Doctor cleared in first public misconduct case
Dr Ross Ardill was before the three-strong committee to answer charges related to his alleged use of “insensitive and inappropriate” language to check whether a female patient — Alma McQuade, a Dublin art therapist whose previous GP was in Ranelagh — had engaged in sexual relations and whether this might be linked to her illness.
Dr Ardill, 42, is the founder and medical director of the Custom House Square Medical Centre near the IFSC in Dublin.
After deliberating for less than an hour, the Irish Medical Council committee found that while the language used by Dr Ardill during the consultation — in which he admitted to referring to men’s “willy-bits” and “rumpy pumpy” — was “inappropriate and insensitive”, it did not amount to professional misconduct. On a second allegation, that he suggested a treatment plan to help Ms McQuade’s sleep pattern, which included among the options having sex when it was not medically justifiable or did not take the patient’s circumstances into account — earlier in the consultation it had been established that she was single — the committee said this was “not proven as a fact” and “not proven beyond reasonable doubt”, so the issue of professional misconduct did not arise.
The case was the first of its kind to be held in public following the implementation of sections of the Medical Practitioners Act 2007.
The complaint was brought by Ms McQuade, who works as an art psychotherapist, mostly on Dublin’s northside, and who had previously paid a number of visits to the Custom House Clinic.
By the time she saw Dr Ardill for the first time on September 25, 2007, she had been sick for a number of weeks and had attended the A&E at St James’s Hospital.

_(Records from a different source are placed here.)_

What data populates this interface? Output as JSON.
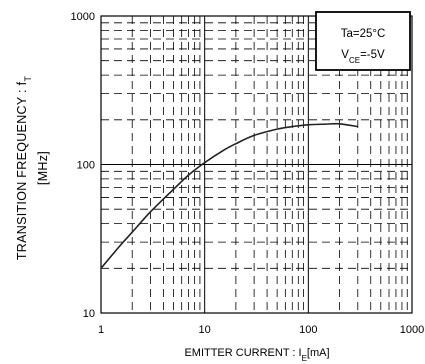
{
  "chart_data": {
    "type": "line",
    "x_scale": "log",
    "y_scale": "log",
    "xlim": [
      1,
      1000
    ],
    "ylim": [
      10,
      1000
    ],
    "x_ticks": [
      "1",
      "10",
      "100",
      "1000"
    ],
    "y_ticks": [
      "10",
      "100",
      "1000"
    ],
    "xlabel": {
      "main": "EMITTER CURRENT : I",
      "sub": "E",
      "tail": "[mA]"
    },
    "ylabel": {
      "line1_main": "TRANSITION FREQUENCY : f",
      "line1_sub": "T",
      "line2": "[MHz]"
    },
    "grid": "dashed",
    "legend_position": "top-right",
    "annotation": {
      "line1": "Ta=25°C",
      "line2_main": "V",
      "line2_sub": "CE",
      "line2_tail": "=-5V"
    },
    "series": [
      {
        "x": [
          1,
          1.5,
          2,
          3,
          5,
          7,
          10,
          15,
          20,
          30,
          50,
          70,
          100,
          150,
          200,
          300
        ],
        "y": [
          20,
          28,
          35,
          48,
          68,
          85,
          103,
          124,
          138,
          157,
          173,
          180,
          185,
          187,
          188,
          180
        ]
      }
    ]
  }
}
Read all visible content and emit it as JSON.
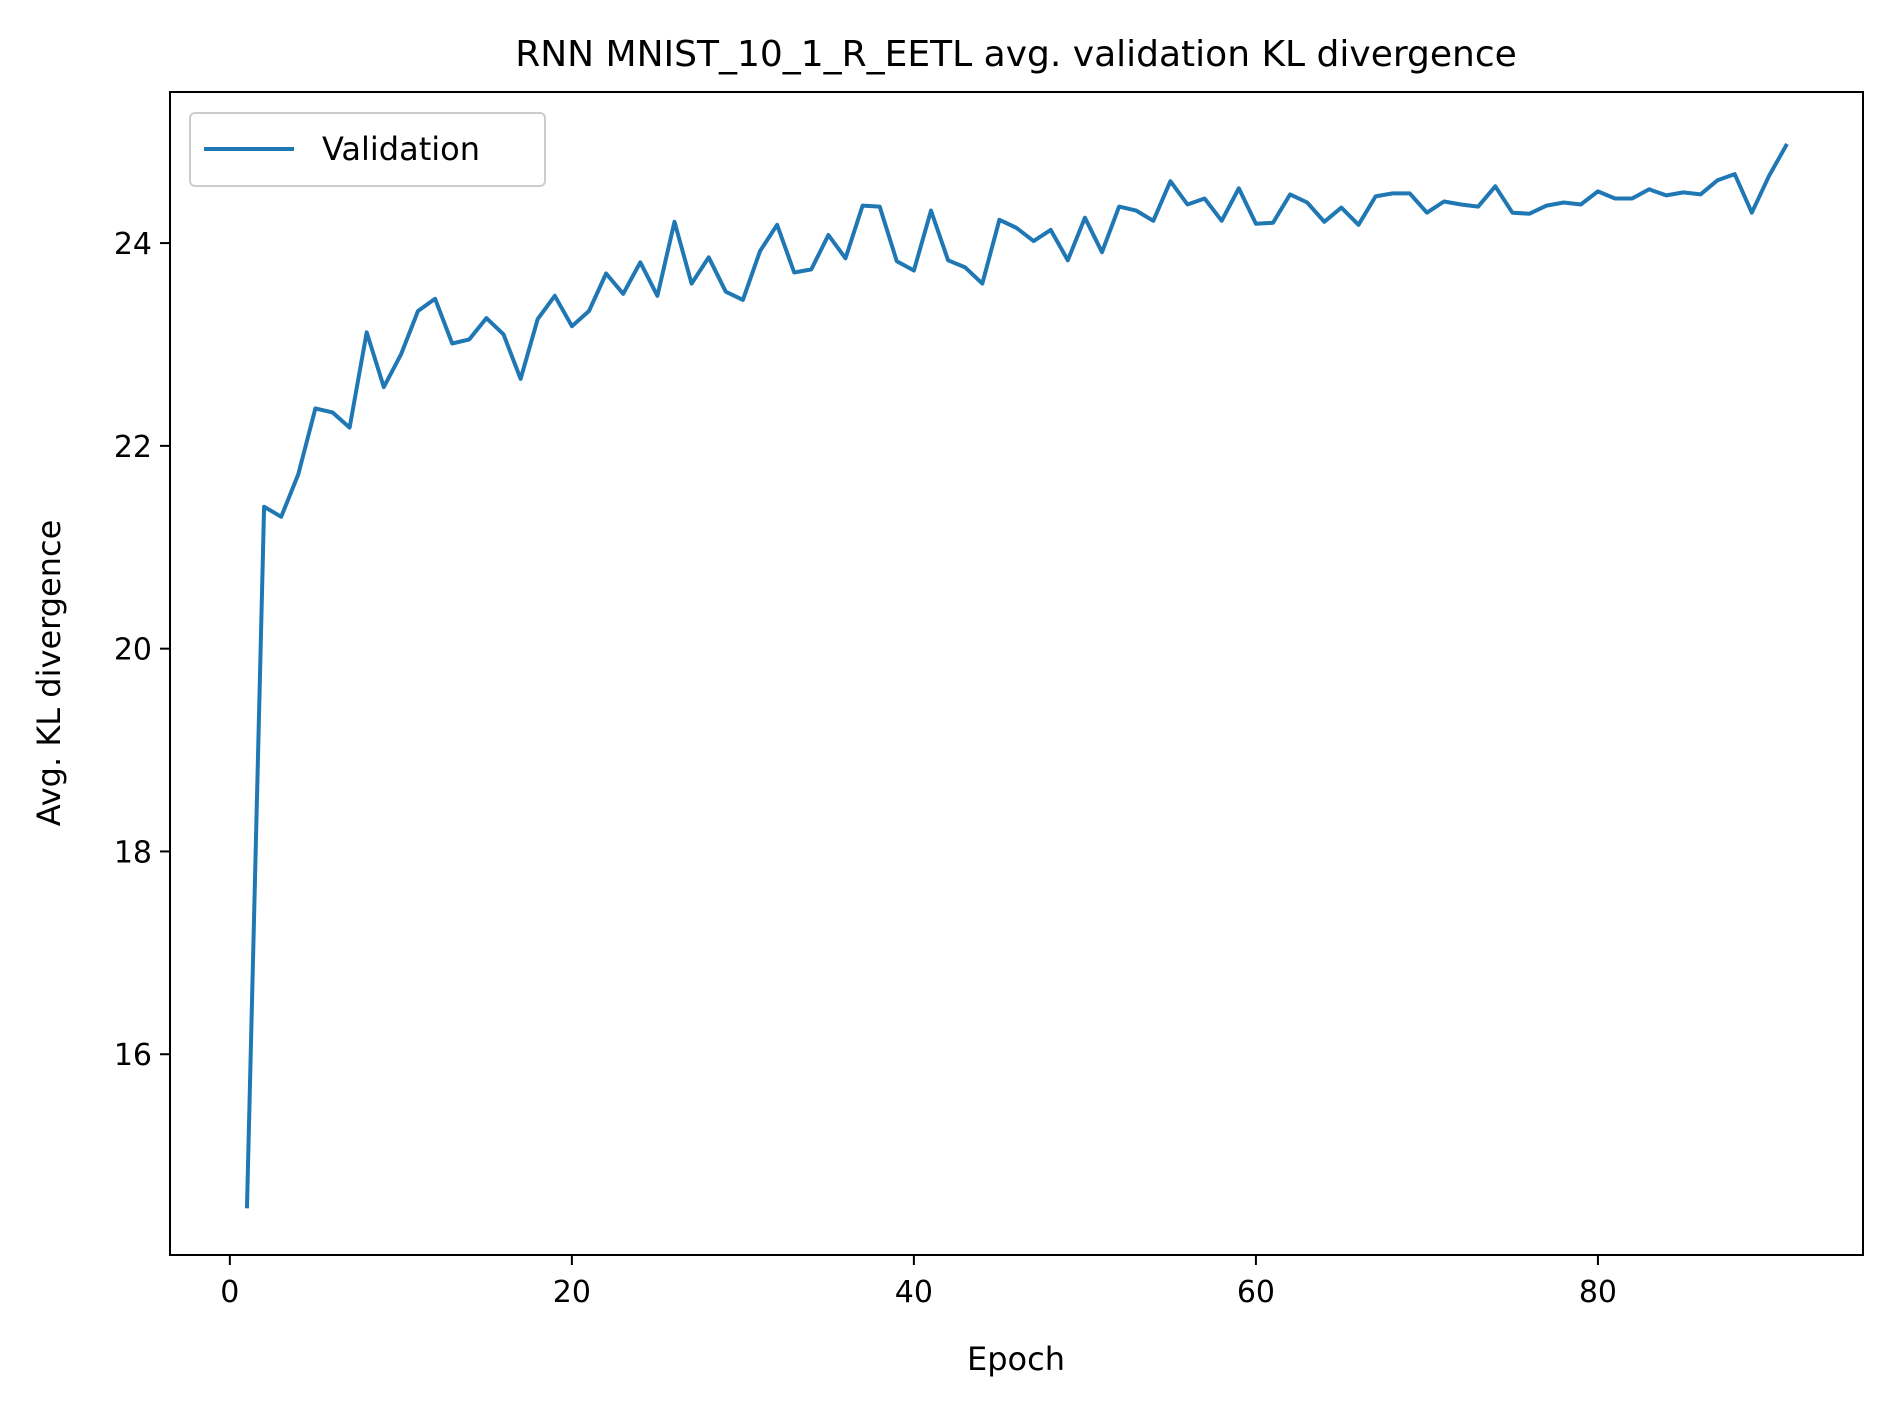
{
  "chart_data": {
    "type": "line",
    "title": "RNN MNIST_10_1_R_EETL avg. validation KL divergence",
    "xlabel": "Epoch",
    "ylabel": "Avg. KL divergence",
    "xlim": [
      -3.5,
      95.5
    ],
    "ylim": [
      14.02,
      25.49
    ],
    "xticks": [
      0,
      20,
      40,
      60,
      80
    ],
    "yticks": [
      16,
      18,
      20,
      22,
      24
    ],
    "grid": false,
    "legend_position": "top-left",
    "series": [
      {
        "name": "Validation",
        "color": "#1f77b4",
        "x": [
          1,
          2,
          3,
          4,
          5,
          6,
          7,
          8,
          9,
          10,
          11,
          12,
          13,
          14,
          15,
          16,
          17,
          18,
          19,
          20,
          21,
          22,
          23,
          24,
          25,
          26,
          27,
          28,
          29,
          30,
          31,
          32,
          33,
          34,
          35,
          36,
          37,
          38,
          39,
          40,
          41,
          42,
          43,
          44,
          45,
          46,
          47,
          48,
          49,
          50,
          51,
          52,
          53,
          54,
          55,
          56,
          57,
          58,
          59,
          60,
          61,
          62,
          63,
          64,
          65,
          66,
          67,
          68,
          69,
          70,
          71,
          72,
          73,
          74,
          75,
          76,
          77,
          78,
          79,
          80,
          81,
          82,
          83,
          84,
          85,
          86,
          87,
          88,
          89,
          90,
          91
        ],
        "y": [
          14.5,
          21.4,
          21.3,
          21.72,
          22.37,
          22.33,
          22.18,
          23.12,
          22.58,
          22.9,
          23.33,
          23.45,
          23.01,
          23.05,
          23.26,
          23.1,
          22.66,
          23.25,
          23.48,
          23.18,
          23.33,
          23.7,
          23.5,
          23.81,
          23.48,
          24.21,
          23.6,
          23.86,
          23.52,
          23.44,
          23.92,
          24.18,
          23.71,
          23.74,
          24.08,
          23.85,
          24.37,
          24.36,
          23.82,
          23.73,
          24.32,
          23.83,
          23.76,
          23.6,
          24.23,
          24.15,
          24.02,
          24.13,
          23.83,
          24.25,
          23.91,
          24.36,
          24.32,
          24.22,
          24.61,
          24.38,
          24.44,
          24.22,
          24.54,
          24.19,
          24.2,
          24.48,
          24.4,
          24.21,
          24.35,
          24.18,
          24.46,
          24.49,
          24.49,
          24.3,
          24.41,
          24.38,
          24.36,
          24.56,
          24.3,
          24.29,
          24.37,
          24.4,
          24.38,
          24.51,
          24.44,
          24.44,
          24.53,
          24.47,
          24.5,
          24.48,
          24.62,
          24.68,
          24.3,
          24.66,
          24.96
        ]
      }
    ]
  }
}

She was suffering from headaches and was sleeping for up to 12 hours a day.
The complainant said during the consultation Dr Ardill had asked her “when was the last time I was close to a man’s naked willy”.
Dr Ardill denied this and said he had asked her whether she had been “next or near a man’s willybits in the last six months,” and said this was phraseology he had used on many occasions before and which had not caused offence.
He said he asked these questions to ascertain if she might be pregnant or had contracted a sexually transmitted infection, as the “constellation of symptoms” she was displaying indicated a viral infection.
Ms McQuade said towards the end of the consultation, Dr Ardill gave advice as to how she might get a better sleep pattern, which included drinking a warm alcoholic drink and to “find a willy and have sex”.
Dr Ardill denied this and said instead he used the term “rumpy pumpy”, which again he had used with other patients without causing offence.
In retrospect he said he accepted the language was inappropriate, he had not used it again and had apologised to the patient.
The hearing heard from Kilkenny-based GP Dr John Cuddihy who said the case was “serious with a small ‘s’” while Dr Brian Maurer spoke of Dr Ardill’s excellent record of patient relations during his time working at St Vincent’s Hospital in the late 1990s.
Speaking afterwards, Dr Ardill said: “I am just relieved that it’s finished.”